A quick workaround is to do found_fs = found_fs[2:end]
only if mapper
is Featurizing. But maybe it would be better to change how Featurizing labels the points? Maybe label unclustered points as -2 or something?
Should be, but I haven't touched the supervised/knn part, so there seems to be some variability in that error. It's strange because it never ocurred on my machine. |
Alright, but you still need to:
|
Note that the changelog is for the users, so you don't have to mention changes in the tests there :D (its okay now) |
Add changes improving optimal_radius_dbscan; there seem to be no more errors now, and estimation of attractors (clusters) is better.
Worked well for Lorenz84 (though seems to be better if we normalize the features), giving the basins_fractions near the correct ones (the exact value depends on transient, how many ics, which features, whether they are normalized or not...).
But it did not work well if we restrict the initial conditions to be around the FP only. It should just give all features in the FP, but that only works if all features are identical. The period estimator feature gives some dispersion on the features, which leads to several clusters being found, instead of one. I think this is the fault of two parts: the current guess of the optimal_radius is not good for that, and the silhouette method is a bit biased towards finding more than 1 cluster.
Worked for Henon also.
The tests on
attractor_mapping_tests.jl
are not always passing, as the algorithm is not finding the correct values perfectly, and sometimes finds some -1 outliers.I made 3 changes. To explain it, first let me remind the idea behind the algorithm. The way 'optimal_radius_dbscan' works is by first defining a range of possible radii for DBSCAN, then iterating on that range to calculate the quality of the clustering for each value, and then later choosing the radius with best clustering. The clustering quality is assessed by the silhouette quantifier.
From Wikipedia: "The silhouette value is a measure of how similar an object is to its own cluster (cohesion) compared to other clusters (separation). The silhouette ranges from −1 to +1, where a high value indicates that the object is well matched to its own cluster and poorly matched to neighboring clusters. If most objects have a high value, then the clustering configuration is appropriate. If many points have a low or negative value, then the clustering configuration may have too many or too few clusters." It is undefined for only one cluster, but the default value they use is 0 (the midpoint).
The original way the authors approached this was to identify the radius that maximized the minimum silhouette (increased the lower bound the most).

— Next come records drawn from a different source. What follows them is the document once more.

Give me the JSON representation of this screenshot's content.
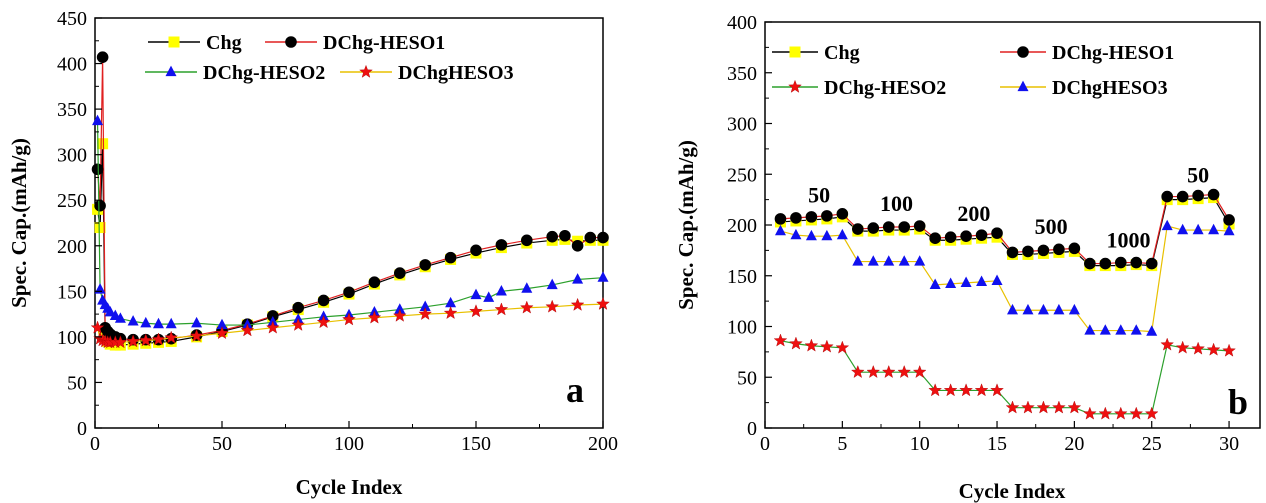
{
  "chart_data": [
    {
      "type": "line",
      "panel_label": "a",
      "xlabel": "Cycle Index",
      "ylabel": "Spec. Cap.(mAh/g)",
      "xlim": [
        0,
        200
      ],
      "ylim": [
        0,
        450
      ],
      "xticks": [
        0,
        50,
        100,
        150,
        200
      ],
      "yticks": [
        0,
        50,
        100,
        150,
        200,
        250,
        300,
        350,
        400,
        450
      ],
      "legend_position": "top",
      "series": [
        {
          "name": "Chg",
          "color": "#000000",
          "marker": "square",
          "marker_color": "#ffff00",
          "x": [
            1,
            2,
            3,
            4,
            5,
            6,
            8,
            10,
            15,
            20,
            25,
            30,
            40,
            50,
            60,
            70,
            80,
            90,
            100,
            110,
            120,
            130,
            140,
            150,
            160,
            170,
            180,
            185,
            190,
            195,
            200
          ],
          "y": [
            240,
            220,
            312,
            100,
            95,
            92,
            91,
            91,
            92,
            93,
            94,
            95,
            100,
            106,
            113,
            122,
            130,
            138,
            147,
            158,
            168,
            177,
            185,
            192,
            198,
            203,
            206,
            207,
            205,
            206,
            206
          ]
        },
        {
          "name": "DChg-HESO1",
          "color": "#e02020",
          "marker": "circle",
          "marker_color": "#000000",
          "x": [
            1,
            2,
            3,
            4,
            5,
            6,
            8,
            10,
            15,
            20,
            25,
            30,
            40,
            50,
            60,
            70,
            80,
            90,
            100,
            110,
            120,
            130,
            140,
            150,
            160,
            170,
            180,
            185,
            190,
            195,
            200
          ],
          "y": [
            284,
            244,
            407,
            110,
            106,
            103,
            100,
            98,
            97,
            97,
            97,
            98,
            102,
            107,
            114,
            123,
            132,
            140,
            149,
            160,
            170,
            179,
            187,
            195,
            201,
            206,
            210,
            211,
            200,
            209,
            209
          ]
        },
        {
          "name": "DChg-HESO2",
          "color": "#2ca02c",
          "marker": "triangle",
          "marker_color": "#1010ee",
          "x": [
            1,
            2,
            3,
            4,
            5,
            6,
            8,
            10,
            15,
            20,
            25,
            30,
            40,
            50,
            60,
            70,
            80,
            90,
            100,
            110,
            120,
            130,
            140,
            150,
            155,
            160,
            170,
            180,
            190,
            200
          ],
          "y": [
            337,
            152,
            140,
            135,
            131,
            127,
            123,
            120,
            117,
            115,
            114,
            114,
            115,
            113,
            113,
            116,
            119,
            122,
            124,
            127,
            130,
            133,
            137,
            146,
            143,
            150,
            153,
            157,
            163,
            165
          ]
        },
        {
          "name": "DChgHESO3",
          "color": "#e8c000",
          "marker": "star",
          "marker_color": "#ee1010",
          "x": [
            1,
            2,
            3,
            4,
            5,
            6,
            8,
            10,
            15,
            20,
            25,
            30,
            40,
            50,
            60,
            70,
            80,
            90,
            100,
            110,
            120,
            130,
            140,
            150,
            160,
            170,
            180,
            190,
            200
          ],
          "y": [
            110,
            98,
            96,
            95,
            94,
            94,
            94,
            94,
            95,
            96,
            97,
            99,
            101,
            104,
            107,
            110,
            113,
            116,
            119,
            121,
            123,
            125,
            126,
            128,
            130,
            132,
            133,
            135,
            136
          ]
        }
      ]
    },
    {
      "type": "line",
      "panel_label": "b",
      "xlabel": "Cycle Index",
      "ylabel": "Spec. Cap.(mAh/g)",
      "xlim": [
        0,
        32
      ],
      "ylim": [
        0,
        400
      ],
      "xticks": [
        0,
        5,
        10,
        15,
        20,
        25,
        30
      ],
      "yticks": [
        0,
        50,
        100,
        150,
        200,
        250,
        300,
        350,
        400
      ],
      "legend_position": "top",
      "rate_labels": [
        {
          "text": "50",
          "x": 3.5,
          "y": 222
        },
        {
          "text": "100",
          "x": 8.5,
          "y": 214
        },
        {
          "text": "200",
          "x": 13.5,
          "y": 204
        },
        {
          "text": "500",
          "x": 18.5,
          "y": 191
        },
        {
          "text": "1000",
          "x": 23.5,
          "y": 178
        },
        {
          "text": "50",
          "x": 28,
          "y": 242
        }
      ],
      "series": [
        {
          "name": "Chg",
          "color": "#000000",
          "marker": "square",
          "marker_color": "#ffff00",
          "x": [
            1,
            2,
            3,
            4,
            5,
            6,
            7,
            8,
            9,
            10,
            11,
            12,
            13,
            14,
            15,
            16,
            17,
            18,
            19,
            20,
            21,
            22,
            23,
            24,
            25,
            26,
            27,
            28,
            29,
            30
          ],
          "y": [
            203,
            204,
            205,
            206,
            208,
            194,
            194,
            195,
            195,
            196,
            185,
            185,
            186,
            187,
            188,
            171,
            171,
            172,
            173,
            174,
            160,
            160,
            160,
            161,
            160,
            225,
            225,
            226,
            227,
            201
          ]
        },
        {
          "name": "DChg-HESO1",
          "color": "#e02020",
          "marker": "circle",
          "marker_color": "#000000",
          "x": [
            1,
            2,
            3,
            4,
            5,
            6,
            7,
            8,
            9,
            10,
            11,
            12,
            13,
            14,
            15,
            16,
            17,
            18,
            19,
            20,
            21,
            22,
            23,
            24,
            25,
            26,
            27,
            28,
            29,
            30
          ],
          "y": [
            206,
            207,
            208,
            209,
            211,
            196,
            197,
            198,
            198,
            199,
            187,
            188,
            189,
            190,
            192,
            173,
            174,
            175,
            176,
            177,
            162,
            162,
            163,
            163,
            162,
            228,
            228,
            229,
            230,
            205
          ]
        },
        {
          "name": "DChg-HESO2",
          "color": "#2ca02c",
          "marker": "star",
          "marker_color": "#ee1010",
          "x": [
            1,
            2,
            3,
            4,
            5,
            6,
            7,
            8,
            9,
            10,
            11,
            12,
            13,
            14,
            15,
            16,
            17,
            18,
            19,
            20,
            21,
            22,
            23,
            24,
            25,
            26,
            27,
            28,
            29,
            30
          ],
          "y": [
            86,
            83,
            81,
            80,
            79,
            55,
            55,
            55,
            55,
            55,
            37,
            37,
            37,
            37,
            37,
            20,
            20,
            20,
            20,
            20,
            14,
            14,
            14,
            14,
            14,
            82,
            79,
            78,
            77,
            76
          ]
        },
        {
          "name": "DChgHESO3",
          "color": "#e8c000",
          "marker": "triangle",
          "marker_color": "#1010ee",
          "x": [
            1,
            2,
            3,
            4,
            5,
            6,
            7,
            8,
            9,
            10,
            11,
            12,
            13,
            14,
            15,
            16,
            17,
            18,
            19,
            20,
            21,
            22,
            23,
            24,
            25,
            26,
            27,
            28,
            29,
            30
          ],
          "y": [
            194,
            190,
            189,
            189,
            190,
            164,
            164,
            164,
            164,
            164,
            141,
            142,
            143,
            144,
            145,
            116,
            116,
            116,
            116,
            116,
            96,
            96,
            96,
            96,
            95,
            199,
            195,
            195,
            195,
            194
          ]
        }
      ]
    }
  ]
}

This seems very reasonable, but I found that on the Lorenz84 is led to very high 'optimal_radius', which made it group two clusters together. I changed it to instead maximize the average silhouette value, which made the 'optimal_radius' values go down, and improved the clustering (now it finds 3 clusters, instead of two, much more robustly).
Also, in the previous version the algorithm was ignoring the 0-value silhouettes when calculating the minimum. I admit I can't remember why I wrote it that way. The authors of bSTAB did not implement it in their code either. So I removed it. This fixes the errors that were happening (because sometimes all silhouette values were 0, and the code broke).
I also changed the value assigned to the silhouette when only one cluster is found. Previously, it was -2 (ignored the one-cluster solution). Now it is 0 (as the default in Wikipedia), so it seems to me it is more fair. But we might need to discuss this.
So there is still more to do: the algorithm can still be improved, and I'd still like to run more tests, and of course getting
attractor_mapping_tests.jl
to pass. But this is the current version so far, which is already better than before! I can return to this tomorrow.